Any delays to the publication of that detail will only add to the uncertainty that has dogged investors this year.
Anaerobic Digestion & Bioresources Association chief executive Charlotte Morton welcomed the commitment to renewable heat but was concerned the extra RHI funding would not kick-in for another year, which meant uncertainty about how much support would be available for new projects in 2016.
“Given that the UK still needs 20TWh more renewable heat by 2020 to meet the government’s 12% target – with AD able to deliver a third of that – delays in biomethane deployment will jeopardise our ability to meet this target.”
The Solar Trade Association also suggested budgetary caps on RHI spending could mean the scheme being suspended to new applicants if forecast expenditure reaches the agreed budget.
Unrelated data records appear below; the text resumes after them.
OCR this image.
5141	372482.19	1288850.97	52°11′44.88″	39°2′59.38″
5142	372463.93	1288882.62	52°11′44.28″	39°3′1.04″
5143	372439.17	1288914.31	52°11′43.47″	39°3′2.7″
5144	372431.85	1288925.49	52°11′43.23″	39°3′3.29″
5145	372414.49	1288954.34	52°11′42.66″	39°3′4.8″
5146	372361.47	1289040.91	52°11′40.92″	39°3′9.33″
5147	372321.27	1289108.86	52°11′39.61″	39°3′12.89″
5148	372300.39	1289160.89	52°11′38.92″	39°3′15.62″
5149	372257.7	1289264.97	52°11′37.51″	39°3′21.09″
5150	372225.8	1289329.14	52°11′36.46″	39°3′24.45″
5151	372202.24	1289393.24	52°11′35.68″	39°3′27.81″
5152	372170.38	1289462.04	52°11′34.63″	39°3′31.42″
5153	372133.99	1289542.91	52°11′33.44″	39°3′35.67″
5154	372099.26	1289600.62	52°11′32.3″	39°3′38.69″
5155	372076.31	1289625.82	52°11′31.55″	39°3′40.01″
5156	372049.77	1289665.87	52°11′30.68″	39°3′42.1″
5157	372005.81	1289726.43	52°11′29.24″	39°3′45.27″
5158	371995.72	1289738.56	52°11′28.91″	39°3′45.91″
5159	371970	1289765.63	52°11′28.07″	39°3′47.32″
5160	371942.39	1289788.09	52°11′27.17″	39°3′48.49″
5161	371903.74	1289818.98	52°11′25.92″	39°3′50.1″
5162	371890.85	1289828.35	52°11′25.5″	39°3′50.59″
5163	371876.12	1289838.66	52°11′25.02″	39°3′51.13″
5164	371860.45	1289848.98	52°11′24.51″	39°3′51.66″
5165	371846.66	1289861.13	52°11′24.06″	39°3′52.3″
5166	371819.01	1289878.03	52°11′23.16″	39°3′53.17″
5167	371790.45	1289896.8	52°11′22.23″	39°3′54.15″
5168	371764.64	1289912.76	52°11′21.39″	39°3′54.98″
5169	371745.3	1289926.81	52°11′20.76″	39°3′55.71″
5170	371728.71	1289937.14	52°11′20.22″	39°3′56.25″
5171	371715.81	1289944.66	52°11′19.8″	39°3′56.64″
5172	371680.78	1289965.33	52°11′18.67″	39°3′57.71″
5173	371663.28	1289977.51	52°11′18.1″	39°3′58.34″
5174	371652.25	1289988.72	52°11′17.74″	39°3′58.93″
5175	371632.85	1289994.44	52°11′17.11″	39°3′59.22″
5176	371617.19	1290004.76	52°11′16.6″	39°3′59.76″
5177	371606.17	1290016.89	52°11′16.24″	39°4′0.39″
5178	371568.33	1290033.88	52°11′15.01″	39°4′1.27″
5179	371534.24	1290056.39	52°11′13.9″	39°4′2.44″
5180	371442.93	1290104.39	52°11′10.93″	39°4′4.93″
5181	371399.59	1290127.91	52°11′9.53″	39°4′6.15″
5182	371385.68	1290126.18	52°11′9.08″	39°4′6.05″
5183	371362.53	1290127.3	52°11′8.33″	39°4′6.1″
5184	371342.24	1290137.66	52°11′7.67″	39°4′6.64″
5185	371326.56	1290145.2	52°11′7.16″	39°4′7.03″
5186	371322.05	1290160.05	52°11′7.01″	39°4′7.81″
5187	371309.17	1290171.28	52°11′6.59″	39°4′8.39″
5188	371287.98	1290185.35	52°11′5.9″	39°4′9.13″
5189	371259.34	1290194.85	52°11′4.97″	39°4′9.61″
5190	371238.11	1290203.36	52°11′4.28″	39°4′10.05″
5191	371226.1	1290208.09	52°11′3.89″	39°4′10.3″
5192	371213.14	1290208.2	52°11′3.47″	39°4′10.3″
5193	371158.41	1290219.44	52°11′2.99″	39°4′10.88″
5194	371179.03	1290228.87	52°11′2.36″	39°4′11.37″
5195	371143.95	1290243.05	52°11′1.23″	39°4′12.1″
However, it too welcomed the continuation of RHI funding, which could benefit solar thermal, uptake of which it said had been disappointing to date due to insufficient support.
ADBA reiterated calls for biogas and biomethane to feature strongly within the RHI budget, as the technology had potential to inject an extra 6TWh per year of indigenous baseload gas into the grid by 2021, enough to heat 500,000 homes.
There was little in the autumn statement for others in the renewable sector, many of which are still waiting for Decc’s response to the Feed-in Tariff (Fits) consultation.
Latest reports suggest it is likely to be the New Year before a formal response. Any changes to the Fits scheme require 40 parliamentary days to come into force, which means it is likely to be nearer March rather than the January implementation suggested in Decc’s original consultation.